News: Venezia, con Porporati la smitizzazione della mafia

Venezia, con Porporati la smitizzazione della mafia Venezia, con Porporati la smitizzazione della mafia
Mercoledì 5 Settembre 2007
La mafia smitizzata, Cosa nostra riletta al rovescio rispetto alla consueta letteratura cinematografica alla 'Good Fellas'. Un mondo alternativo, parallelo allo Stato, nel quale a qualcuno capita di nascere e di crescere e dal quale si dissocia dopo che ne vive la brutalità fine a se stessa. E' questo che mette in evidenza il film di Andrea Porporati, "Il dolce e l'amaro", secondo italiano in concorso alla Mostra d'arte cinematografica di Venezia, dopo "Nessuna qualità agli eroi" di Paolo Franchi e in attesa della pellicola di Vincenzo Marra "L'Ora di punta".

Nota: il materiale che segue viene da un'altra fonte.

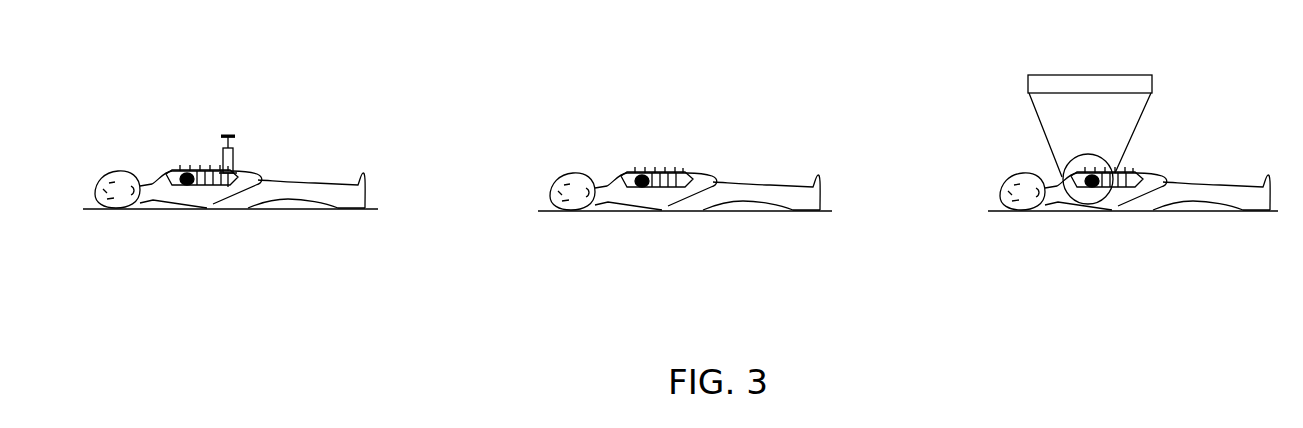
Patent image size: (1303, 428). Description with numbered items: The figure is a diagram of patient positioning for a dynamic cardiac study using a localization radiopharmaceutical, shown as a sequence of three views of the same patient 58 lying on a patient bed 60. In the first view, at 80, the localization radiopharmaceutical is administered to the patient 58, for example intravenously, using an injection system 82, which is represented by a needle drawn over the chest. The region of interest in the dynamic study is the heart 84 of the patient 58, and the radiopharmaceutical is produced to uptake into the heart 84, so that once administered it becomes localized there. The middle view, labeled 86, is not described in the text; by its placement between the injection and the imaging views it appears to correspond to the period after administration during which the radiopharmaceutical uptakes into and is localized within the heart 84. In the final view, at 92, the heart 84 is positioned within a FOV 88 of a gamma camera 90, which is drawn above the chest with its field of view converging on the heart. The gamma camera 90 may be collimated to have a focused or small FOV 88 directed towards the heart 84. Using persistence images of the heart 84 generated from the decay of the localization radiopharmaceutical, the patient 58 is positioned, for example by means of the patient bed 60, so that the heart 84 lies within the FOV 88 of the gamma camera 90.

Ma quello di Porporati, che del tema si è occupato già in passato sceneggiando alcune serie de 'La piovra', è prima ancora il racconto dell'evoluzione di un uomo, al centro della scena con il suo percorso interiore. Si tratta di Saro Scordia, interpretato da un convincente Luigi Lo Cascio, che guarda a Cosa Nostra come a qualcosa di importante, degna di rispetto e meritevole dell'aspirazione a farne parte. I primi passi della vita di Saro nel mondo criminale sono fatti di rapine, richieste di pizzo, donne e soldi, il tutto sotto l'egida del suo 'protettore', Gaetano Butera (Tony Gambino nel film). Il primo omicidio che Saro commette gli vale l'ingresso ufficiale, l'affiliazione alla mafia. Ma i conti iniziano ben presto a non tornare più. Innanzitutto c'è Ada (Donatella Finocchiaro), la donna che ama e che lo ricambia, ma che non vuole sposare un criminale. Quindi si allontana dalla Sicilia e raggiunge Torino, dove può esercitare la professione di insegnante.
Saro inizia a perdere determinazione e convinzione, comprende che i capi mafia non sono super uomini, ma farse grottesche. Il giovane, che vive il suo percorso di disillusione e allontanamento, intanto si è sposato e ha avuto due figli ma è Ada la donna che continua ad amare. Centrale è anche la figura del giudice impersonato da Fabrizio Gifuni, un giovane cresciuto nello stesso quartiere, ma che ha compiuto scelte di vita opposte.
"Non volevamo raccontare la mafia" spiega il regista, ma "raccontare la vita di una persona, le sue scelte e le conseguenze delle sue scelte". Nel film diverse sono le scene caratterizzate da un tono comico, che è stato "creato e voluto - chiarisce Porporati - non per ridicolizzare o per fare violenza ai personaggi, ma perché da quel tipo di vita spesso scaturiscono situazioni dove il comico non è altro che il tragico ridicolizzato". Un esempio su tutti la scena della rapina, compiuta in una banca del nord, dove c'è bisogno di un traduttore perché i rapinatori, che parlano in siciliano stretto, non riescono a farsi capire nelle loro richieste nemmeno con la pistola puntata.
Il protagonista, dunque, compie "una scelta che lo porta a confliggere con la natura umana e dunque ne emergono le contraddizioni" evidenzia Porporati. Lo Cascio sottolinea come "Saro crede di aderire al modello più giusto possibile. Perciò è poi disorientato e aggredibile totalmente da qualsiasi tipo di seduzione". Insomma "più che un film sulla mafia è un film su un personaggio. Un uomo qualunque, pur all'interno della mafia. Così l'identificazione da parte dello spettatore diventa più facile e immediata", chiarisce ancora il regista.
Da un punto di vista della ricerca narrativa, la fonte è rappresentata sicuramente da Lattuada. "Sentivamo con urgenza - confessa Porporati - la mancanza della ricerca narrativa dei film italiani di una volta. Negli ultimi anni è difficile comprendere che cosa è l'Italia di oggi e che cosa sono gli italiani: vanno ancora scoperti. Così abbiamo seguito il percorso del personaggio, per vedere dove ci avrebbe portato".